As the Mystique pulled away from the dock, “mocktail hour” began, and a d.j. spun a Jennifer Lopez tune under a tent on the upper deck. The girls kicked off their heels and put on terry-cloth bedroom slippers that they had brought so they could dance more comfortably.
“Oh, my God, I want to be prom queen so bad,” Elizabeth said. Her face was sweet and stony at the same time. “I’ve worked so hard, spent so much money on my appearance—and now it’s a raffle.” Did she still care, then? “Oh,” she said. “Even more. Because now if I win it means I’m lucky.”
At eleven o’clock, after a buffet of pasta and salad, the seniors gathered on the upper deck for the coronation of the prom king and queen.

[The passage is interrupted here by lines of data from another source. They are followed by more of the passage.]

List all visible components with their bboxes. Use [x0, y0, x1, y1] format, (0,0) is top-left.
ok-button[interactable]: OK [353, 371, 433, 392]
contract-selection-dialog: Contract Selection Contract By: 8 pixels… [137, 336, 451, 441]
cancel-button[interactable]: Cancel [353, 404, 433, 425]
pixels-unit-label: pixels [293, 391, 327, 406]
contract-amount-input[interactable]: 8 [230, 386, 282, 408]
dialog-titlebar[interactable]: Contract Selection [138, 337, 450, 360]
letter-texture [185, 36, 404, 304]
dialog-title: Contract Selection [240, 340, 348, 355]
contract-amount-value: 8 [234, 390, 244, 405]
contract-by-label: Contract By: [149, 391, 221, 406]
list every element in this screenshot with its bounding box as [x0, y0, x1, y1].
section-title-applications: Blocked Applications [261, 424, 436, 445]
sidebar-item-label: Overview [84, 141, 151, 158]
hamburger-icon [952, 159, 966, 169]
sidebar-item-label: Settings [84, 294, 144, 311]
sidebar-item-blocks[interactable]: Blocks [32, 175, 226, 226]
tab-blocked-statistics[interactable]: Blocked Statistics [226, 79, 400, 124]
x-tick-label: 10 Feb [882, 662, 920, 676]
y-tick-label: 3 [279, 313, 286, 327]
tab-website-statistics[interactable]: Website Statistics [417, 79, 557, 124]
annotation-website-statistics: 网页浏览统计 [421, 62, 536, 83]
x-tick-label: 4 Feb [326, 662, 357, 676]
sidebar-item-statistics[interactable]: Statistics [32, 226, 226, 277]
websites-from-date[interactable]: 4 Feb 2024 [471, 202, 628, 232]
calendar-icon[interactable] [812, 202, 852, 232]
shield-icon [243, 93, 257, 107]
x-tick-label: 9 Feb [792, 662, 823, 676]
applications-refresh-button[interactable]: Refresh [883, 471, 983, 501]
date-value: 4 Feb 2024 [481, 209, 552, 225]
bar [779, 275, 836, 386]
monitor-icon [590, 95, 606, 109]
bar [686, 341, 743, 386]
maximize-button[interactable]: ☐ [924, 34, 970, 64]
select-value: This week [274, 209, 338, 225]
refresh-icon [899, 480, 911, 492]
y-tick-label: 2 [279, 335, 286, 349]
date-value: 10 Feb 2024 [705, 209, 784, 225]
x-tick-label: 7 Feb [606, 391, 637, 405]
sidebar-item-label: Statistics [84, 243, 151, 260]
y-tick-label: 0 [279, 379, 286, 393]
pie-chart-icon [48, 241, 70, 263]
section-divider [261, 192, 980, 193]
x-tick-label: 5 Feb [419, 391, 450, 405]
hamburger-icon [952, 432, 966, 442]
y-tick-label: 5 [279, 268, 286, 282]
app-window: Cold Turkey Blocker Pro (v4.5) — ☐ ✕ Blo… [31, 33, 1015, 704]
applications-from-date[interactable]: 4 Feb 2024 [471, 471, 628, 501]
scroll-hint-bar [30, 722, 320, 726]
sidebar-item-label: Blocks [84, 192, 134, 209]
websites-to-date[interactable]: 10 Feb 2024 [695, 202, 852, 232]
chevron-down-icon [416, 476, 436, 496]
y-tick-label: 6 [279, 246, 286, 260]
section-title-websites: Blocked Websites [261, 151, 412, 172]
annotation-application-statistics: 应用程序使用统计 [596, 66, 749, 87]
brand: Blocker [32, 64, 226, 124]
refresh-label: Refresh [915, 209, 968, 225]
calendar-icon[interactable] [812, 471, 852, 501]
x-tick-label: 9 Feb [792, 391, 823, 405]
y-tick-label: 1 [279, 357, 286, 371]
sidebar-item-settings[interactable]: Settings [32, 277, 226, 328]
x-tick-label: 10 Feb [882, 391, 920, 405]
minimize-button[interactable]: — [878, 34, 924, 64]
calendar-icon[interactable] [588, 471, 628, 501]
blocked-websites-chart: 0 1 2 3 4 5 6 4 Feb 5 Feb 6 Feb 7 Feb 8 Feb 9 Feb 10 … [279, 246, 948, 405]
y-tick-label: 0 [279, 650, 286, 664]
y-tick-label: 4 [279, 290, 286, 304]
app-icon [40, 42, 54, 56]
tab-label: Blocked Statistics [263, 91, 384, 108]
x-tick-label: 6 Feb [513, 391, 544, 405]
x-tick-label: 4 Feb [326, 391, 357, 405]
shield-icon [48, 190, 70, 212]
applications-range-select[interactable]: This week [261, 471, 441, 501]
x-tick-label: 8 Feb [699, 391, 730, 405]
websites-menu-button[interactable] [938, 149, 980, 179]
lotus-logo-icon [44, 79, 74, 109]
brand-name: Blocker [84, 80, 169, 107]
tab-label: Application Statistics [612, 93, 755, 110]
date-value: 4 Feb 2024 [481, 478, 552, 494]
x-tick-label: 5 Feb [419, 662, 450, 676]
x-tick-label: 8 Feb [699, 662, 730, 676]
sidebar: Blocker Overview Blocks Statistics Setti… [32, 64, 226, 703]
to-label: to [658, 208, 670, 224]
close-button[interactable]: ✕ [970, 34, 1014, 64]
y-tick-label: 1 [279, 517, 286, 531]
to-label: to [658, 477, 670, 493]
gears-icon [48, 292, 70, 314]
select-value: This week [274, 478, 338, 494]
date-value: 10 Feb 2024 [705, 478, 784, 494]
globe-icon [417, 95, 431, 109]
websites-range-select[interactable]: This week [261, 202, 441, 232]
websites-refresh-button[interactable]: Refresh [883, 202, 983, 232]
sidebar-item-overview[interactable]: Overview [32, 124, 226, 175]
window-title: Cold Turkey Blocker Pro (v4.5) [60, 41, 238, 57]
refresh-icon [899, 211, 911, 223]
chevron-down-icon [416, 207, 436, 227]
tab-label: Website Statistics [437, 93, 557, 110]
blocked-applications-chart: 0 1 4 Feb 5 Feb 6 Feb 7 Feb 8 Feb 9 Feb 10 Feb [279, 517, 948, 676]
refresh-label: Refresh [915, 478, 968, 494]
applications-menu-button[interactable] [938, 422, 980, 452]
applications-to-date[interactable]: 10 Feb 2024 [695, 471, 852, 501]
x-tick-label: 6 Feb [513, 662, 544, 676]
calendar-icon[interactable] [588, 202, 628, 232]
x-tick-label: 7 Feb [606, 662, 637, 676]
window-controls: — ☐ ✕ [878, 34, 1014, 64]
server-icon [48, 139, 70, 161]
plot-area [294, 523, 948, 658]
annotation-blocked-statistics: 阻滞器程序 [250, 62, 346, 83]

“And the king is—Greg!” a math teacher announced.
A cheer went up as an athletic young man in a pale-green satin dinner jacket loped to the front of the group and sheepishly accepted a plastic crown. Now the girls huddled together, hands on their hearts. Elizabeth stood at the back. Her eyes were fixed on the queen’s tiara, which a physics teacher was holding aloft.
“And the queen is—Melissa!”
Elizabeth blinked hard. Melissa looked stunned as she made her way through the crowd. The tiara was placed on her head, and a satin sash was draped over her pregnant belly. In blue glitter, it read “Prom Queen 2000.”
The king didn’t want to keep his crown on, and he certainly didn’t want to slow-dance with Melissa to “I Wanna Love You Forever.” But he had no choice. The d.j. cajoled the couple onto the dance floor. Greg’s girlfriend stood off to the side, looking peeved.
Elizabeth, in tears, had run down the steep stairs to the cabin below. Her classmates were philosophical about her defeat. “Nobody told her to act like that,” one girl said. “A lot of people show their true colors on prom night.”
Up on deck, the d.j. played the last song of the evening. He urged the students to link arms as Vitamin C sang “And as our lives change, come whatever, we will still be friends forever.” The Landmark Class of 2000 hugged and laughed and cried. Elizabeth stayed below, hiding out in the ladies’ room.